2 Notations and related existing works

For data with repeated observations, we represent the data using a contingency table for each $t$ . Suppose that there are in total $n$ observations and $K$ distinct values, which we also refer to as categories in the following. Each $t$ divides the sequence into two groups, before or at time $t$ (Group 1) and after time $t$ (Group 2). Let $n_{ik}(t)$ be the number of observations in group $i\ (i=1,2)$ and category $k\ (k=1,\ldotp\ldotp\ldotp,K)$ and $m_{k}\ (k=1,\ldotp\ldotp\ldotp,K)$ be the number of observations in category $k$ . Notice that $m_{k}=n_{1k}(t)+n_{2k}(t)\ (k=1,\ldotp\ldotp\ldotp,K)$ , $\sum_{k=1}^{K}m_{k}=n$ , $\sum_{k=1}^{K}n_{1k}(t)=t$ , and $\sum_{k=1}^{K}n_{2k}(t)=n-t$ .

Table 2: Notations at time

t

Index of distinct values	1	2	$\cdotp\cdotp\cdotp$	$K$	Total
Group 1	$n_{11}(t)$	$n_{12}(t)$	$\cdotp\cdotp\cdotp$	$n_{1K}(t)$	$t$
Group 2	$n_{21}(t)$	$n_{22}(t)$	$\cdotp\cdotp\cdotp$	$n_{2K}(t)$	$n-t$
Total	$m_{1}$	$m_{2}$	$\cdotp\cdotp\cdotp$	$m_{K}$	$n$

In Chen & Zhang (2013) and Zhang & Chen (2017), the authors studied ways to extend the underlying graph-based two-sample tests to accommodate data with repeated observations under the two-sample testing framework.
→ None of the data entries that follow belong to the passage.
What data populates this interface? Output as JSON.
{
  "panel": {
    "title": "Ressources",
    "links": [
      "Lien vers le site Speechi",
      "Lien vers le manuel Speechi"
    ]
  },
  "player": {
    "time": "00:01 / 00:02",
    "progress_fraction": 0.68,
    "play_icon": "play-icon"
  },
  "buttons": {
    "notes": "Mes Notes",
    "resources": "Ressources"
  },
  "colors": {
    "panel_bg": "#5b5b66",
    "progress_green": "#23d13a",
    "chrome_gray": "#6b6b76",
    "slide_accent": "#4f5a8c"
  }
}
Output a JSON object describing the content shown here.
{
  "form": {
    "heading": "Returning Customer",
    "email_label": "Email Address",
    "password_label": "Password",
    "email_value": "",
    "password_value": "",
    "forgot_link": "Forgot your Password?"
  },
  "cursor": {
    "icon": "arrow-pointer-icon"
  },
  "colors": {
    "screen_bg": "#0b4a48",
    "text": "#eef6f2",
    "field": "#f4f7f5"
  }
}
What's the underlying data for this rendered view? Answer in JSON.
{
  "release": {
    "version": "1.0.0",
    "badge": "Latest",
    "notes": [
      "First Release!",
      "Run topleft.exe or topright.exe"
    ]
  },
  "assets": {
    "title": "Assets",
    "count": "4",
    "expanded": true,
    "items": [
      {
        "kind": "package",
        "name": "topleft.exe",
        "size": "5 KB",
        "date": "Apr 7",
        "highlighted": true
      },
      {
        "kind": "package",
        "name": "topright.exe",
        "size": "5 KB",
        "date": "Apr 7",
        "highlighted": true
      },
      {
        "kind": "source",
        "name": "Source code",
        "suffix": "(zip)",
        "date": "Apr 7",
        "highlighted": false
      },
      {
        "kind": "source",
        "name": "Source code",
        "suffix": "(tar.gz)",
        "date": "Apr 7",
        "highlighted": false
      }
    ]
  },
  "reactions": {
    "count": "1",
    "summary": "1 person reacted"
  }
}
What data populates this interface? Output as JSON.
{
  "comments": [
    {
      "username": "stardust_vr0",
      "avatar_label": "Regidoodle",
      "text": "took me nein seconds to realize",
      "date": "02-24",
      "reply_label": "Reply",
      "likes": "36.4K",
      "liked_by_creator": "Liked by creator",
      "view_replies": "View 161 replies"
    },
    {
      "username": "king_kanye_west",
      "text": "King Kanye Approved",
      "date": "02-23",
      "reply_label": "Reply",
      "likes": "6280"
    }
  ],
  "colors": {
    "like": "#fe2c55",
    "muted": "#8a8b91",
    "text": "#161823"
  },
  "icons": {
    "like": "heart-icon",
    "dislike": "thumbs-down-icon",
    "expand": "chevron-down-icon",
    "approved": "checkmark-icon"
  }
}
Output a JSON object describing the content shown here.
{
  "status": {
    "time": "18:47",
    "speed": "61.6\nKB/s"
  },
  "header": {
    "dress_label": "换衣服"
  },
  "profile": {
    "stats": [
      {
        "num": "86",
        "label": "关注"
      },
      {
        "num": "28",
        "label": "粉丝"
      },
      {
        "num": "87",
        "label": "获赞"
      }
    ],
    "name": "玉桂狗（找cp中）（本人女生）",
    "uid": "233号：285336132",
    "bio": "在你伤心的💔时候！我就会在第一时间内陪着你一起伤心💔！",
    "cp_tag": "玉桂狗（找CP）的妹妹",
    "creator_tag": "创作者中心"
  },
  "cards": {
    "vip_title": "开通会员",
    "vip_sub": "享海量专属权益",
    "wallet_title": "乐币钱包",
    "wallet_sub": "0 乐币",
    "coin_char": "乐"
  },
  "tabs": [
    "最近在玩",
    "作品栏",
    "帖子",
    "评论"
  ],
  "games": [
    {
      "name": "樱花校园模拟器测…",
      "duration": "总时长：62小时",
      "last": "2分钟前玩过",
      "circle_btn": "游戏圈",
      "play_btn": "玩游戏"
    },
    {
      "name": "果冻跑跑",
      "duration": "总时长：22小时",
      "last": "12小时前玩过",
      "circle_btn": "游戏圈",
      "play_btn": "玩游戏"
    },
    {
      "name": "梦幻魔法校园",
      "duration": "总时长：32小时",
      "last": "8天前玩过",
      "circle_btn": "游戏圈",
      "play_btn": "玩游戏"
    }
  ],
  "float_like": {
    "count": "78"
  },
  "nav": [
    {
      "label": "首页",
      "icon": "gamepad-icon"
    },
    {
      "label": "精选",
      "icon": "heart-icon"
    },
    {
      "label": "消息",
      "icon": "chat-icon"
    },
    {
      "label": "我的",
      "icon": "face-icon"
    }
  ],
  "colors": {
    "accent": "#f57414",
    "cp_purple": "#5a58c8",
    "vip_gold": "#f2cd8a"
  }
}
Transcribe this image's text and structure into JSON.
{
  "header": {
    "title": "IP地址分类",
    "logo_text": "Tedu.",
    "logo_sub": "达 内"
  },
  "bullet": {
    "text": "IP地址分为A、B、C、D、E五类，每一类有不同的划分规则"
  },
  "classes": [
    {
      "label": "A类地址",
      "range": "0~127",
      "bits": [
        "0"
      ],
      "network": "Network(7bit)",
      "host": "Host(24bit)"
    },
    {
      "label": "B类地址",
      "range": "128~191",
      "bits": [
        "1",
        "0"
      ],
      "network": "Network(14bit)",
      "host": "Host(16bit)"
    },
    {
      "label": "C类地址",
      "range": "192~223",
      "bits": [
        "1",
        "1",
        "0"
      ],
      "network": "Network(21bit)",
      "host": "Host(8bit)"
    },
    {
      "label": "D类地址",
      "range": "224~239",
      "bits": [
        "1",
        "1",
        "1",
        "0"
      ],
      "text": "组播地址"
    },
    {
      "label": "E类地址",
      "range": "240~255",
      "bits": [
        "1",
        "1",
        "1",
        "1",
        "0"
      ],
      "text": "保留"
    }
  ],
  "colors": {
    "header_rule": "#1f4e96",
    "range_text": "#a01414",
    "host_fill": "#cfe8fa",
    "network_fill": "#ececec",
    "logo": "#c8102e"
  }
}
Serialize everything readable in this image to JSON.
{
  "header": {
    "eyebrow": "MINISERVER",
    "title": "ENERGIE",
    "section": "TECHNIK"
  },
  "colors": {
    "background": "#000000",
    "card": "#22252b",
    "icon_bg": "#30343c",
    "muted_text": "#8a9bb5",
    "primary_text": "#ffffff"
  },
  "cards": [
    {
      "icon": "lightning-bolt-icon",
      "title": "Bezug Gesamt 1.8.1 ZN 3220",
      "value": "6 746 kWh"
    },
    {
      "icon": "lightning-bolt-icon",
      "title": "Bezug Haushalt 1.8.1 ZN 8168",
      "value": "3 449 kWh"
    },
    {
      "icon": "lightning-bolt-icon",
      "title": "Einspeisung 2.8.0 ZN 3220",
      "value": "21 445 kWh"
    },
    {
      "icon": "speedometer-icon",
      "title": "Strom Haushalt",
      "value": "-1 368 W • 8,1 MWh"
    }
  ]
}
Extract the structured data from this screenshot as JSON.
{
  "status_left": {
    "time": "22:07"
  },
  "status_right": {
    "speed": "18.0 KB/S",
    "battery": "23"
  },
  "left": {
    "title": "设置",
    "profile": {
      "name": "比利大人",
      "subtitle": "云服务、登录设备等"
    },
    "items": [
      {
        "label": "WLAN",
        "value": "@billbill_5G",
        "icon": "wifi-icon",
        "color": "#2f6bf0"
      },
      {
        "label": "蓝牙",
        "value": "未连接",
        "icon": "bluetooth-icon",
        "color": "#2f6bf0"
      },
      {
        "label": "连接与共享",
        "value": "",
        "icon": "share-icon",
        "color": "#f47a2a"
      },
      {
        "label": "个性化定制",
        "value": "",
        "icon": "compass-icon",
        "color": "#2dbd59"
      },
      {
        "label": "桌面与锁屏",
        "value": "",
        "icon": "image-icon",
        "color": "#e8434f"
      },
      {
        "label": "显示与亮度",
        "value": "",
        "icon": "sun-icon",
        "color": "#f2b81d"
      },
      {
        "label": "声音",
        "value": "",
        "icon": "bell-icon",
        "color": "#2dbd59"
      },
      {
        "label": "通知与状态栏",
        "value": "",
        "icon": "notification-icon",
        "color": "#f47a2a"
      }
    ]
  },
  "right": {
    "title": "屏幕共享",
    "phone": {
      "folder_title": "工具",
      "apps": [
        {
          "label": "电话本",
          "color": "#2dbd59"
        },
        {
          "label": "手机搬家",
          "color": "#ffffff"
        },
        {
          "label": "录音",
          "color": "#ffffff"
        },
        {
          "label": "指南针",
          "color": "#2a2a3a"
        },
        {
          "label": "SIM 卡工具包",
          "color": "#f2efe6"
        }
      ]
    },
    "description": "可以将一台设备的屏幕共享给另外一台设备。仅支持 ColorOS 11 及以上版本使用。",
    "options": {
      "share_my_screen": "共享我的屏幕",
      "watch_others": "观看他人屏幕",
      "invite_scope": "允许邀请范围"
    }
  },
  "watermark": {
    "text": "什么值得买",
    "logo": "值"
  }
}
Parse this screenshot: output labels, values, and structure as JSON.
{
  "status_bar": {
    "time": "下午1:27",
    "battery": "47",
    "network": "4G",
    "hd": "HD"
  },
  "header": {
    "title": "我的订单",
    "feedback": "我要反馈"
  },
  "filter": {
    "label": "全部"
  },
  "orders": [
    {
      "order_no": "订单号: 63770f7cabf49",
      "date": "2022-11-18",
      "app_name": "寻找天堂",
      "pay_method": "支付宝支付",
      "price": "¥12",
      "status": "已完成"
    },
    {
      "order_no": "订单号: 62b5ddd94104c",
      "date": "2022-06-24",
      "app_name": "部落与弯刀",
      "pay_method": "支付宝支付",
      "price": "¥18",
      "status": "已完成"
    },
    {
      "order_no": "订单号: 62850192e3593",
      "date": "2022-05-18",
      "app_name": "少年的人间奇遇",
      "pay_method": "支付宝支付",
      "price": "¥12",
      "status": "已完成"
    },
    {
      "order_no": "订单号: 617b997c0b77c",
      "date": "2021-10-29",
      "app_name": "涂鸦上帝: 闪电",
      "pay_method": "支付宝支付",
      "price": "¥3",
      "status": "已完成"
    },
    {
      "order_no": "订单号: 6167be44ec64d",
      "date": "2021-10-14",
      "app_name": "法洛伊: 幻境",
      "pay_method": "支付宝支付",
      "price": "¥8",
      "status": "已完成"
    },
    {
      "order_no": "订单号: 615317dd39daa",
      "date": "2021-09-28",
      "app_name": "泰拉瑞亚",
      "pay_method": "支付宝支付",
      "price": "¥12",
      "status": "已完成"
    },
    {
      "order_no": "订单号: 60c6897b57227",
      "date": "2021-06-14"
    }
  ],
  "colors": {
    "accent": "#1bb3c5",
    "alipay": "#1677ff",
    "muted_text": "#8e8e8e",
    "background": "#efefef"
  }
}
When data has repeated observations, the similarity graph is not uniquely defined based on common optimization criteria, such as the MST, leading to multiple optimal graphs. The authors considered two ways to incorporate information from these graphs: averaging and union. To be more specific, they first construct the similarity graph on the distinct values, denoted by $C_{0}$ . Here, $C_{0}$ could be the MST on all distinct values, the nearest neighbor link, the union of all possible MSTs on the distinct values, when the MST on the distinct values is not unique, or some other meaningful graphs. Then, the optimal graph initiated from $C_{0}$ is defined in the following way: For each pair of edges $(k_{1},k_{2})\in C_{0}$ , randomly choose an observation with the value indexed by $k_{1}$ and an observation with the value indexed by $k_{2}$ , and connect these two observations; then, for each $k_{i}\ (i=1,2)$ , if there are more than one observation (repeated observations) with the value indexed by $k_{i}$ , connect them by a spanning tree (any edges in this spanning tree has distance 0). More detail explanations for $C_{0}$ are provided in Supplement B. Based on these optimal graphs, averaging statistic is defined by averaging the test statistic over all optimal graphs and union statistic is defined by calculating the test statistic on the union of all optimal graphs.

3 Proposed tests

3.1 Extended test statistics for data with repeated observations

Here, we focus on extending the weighted, generalized, and max-type test statistics for repeated observations, which will turn out to be the asymptotic distribution-free tests. Details for extending the original edge-count test is in Supplement E. Based on the two-sample test statistics in Chen & Zhang (2013) and Zhang & Chen (2017), we could define the extended basic quantities at time $t$ under the averaging approach as follows:

	$\displaystyle R_{1,(a)}(t)$	$\displaystyle=\sum_{k=1}^{K}\frac{n_{1k}(t)\left(n_{1k}(t)-1\right)}{m_{k}}+\sum_{(u,v)\in C_{0}}\frac{n_{1u}(t)n_{1v}(t)}{m_{u}m_{v}},$		(4)
	$\displaystyle R_{2,(a)}(t)$	$\displaystyle=\sum_{k=1}^{K}\frac{n_{2k}(t)\left(n_{2k}(t)-1\right)}{m_{k}}+\sum_{(u,v)\in C_{0}}\frac{n_{2u}(t)n_{2v}(t)}{m_{u}m_{v}},$		(5)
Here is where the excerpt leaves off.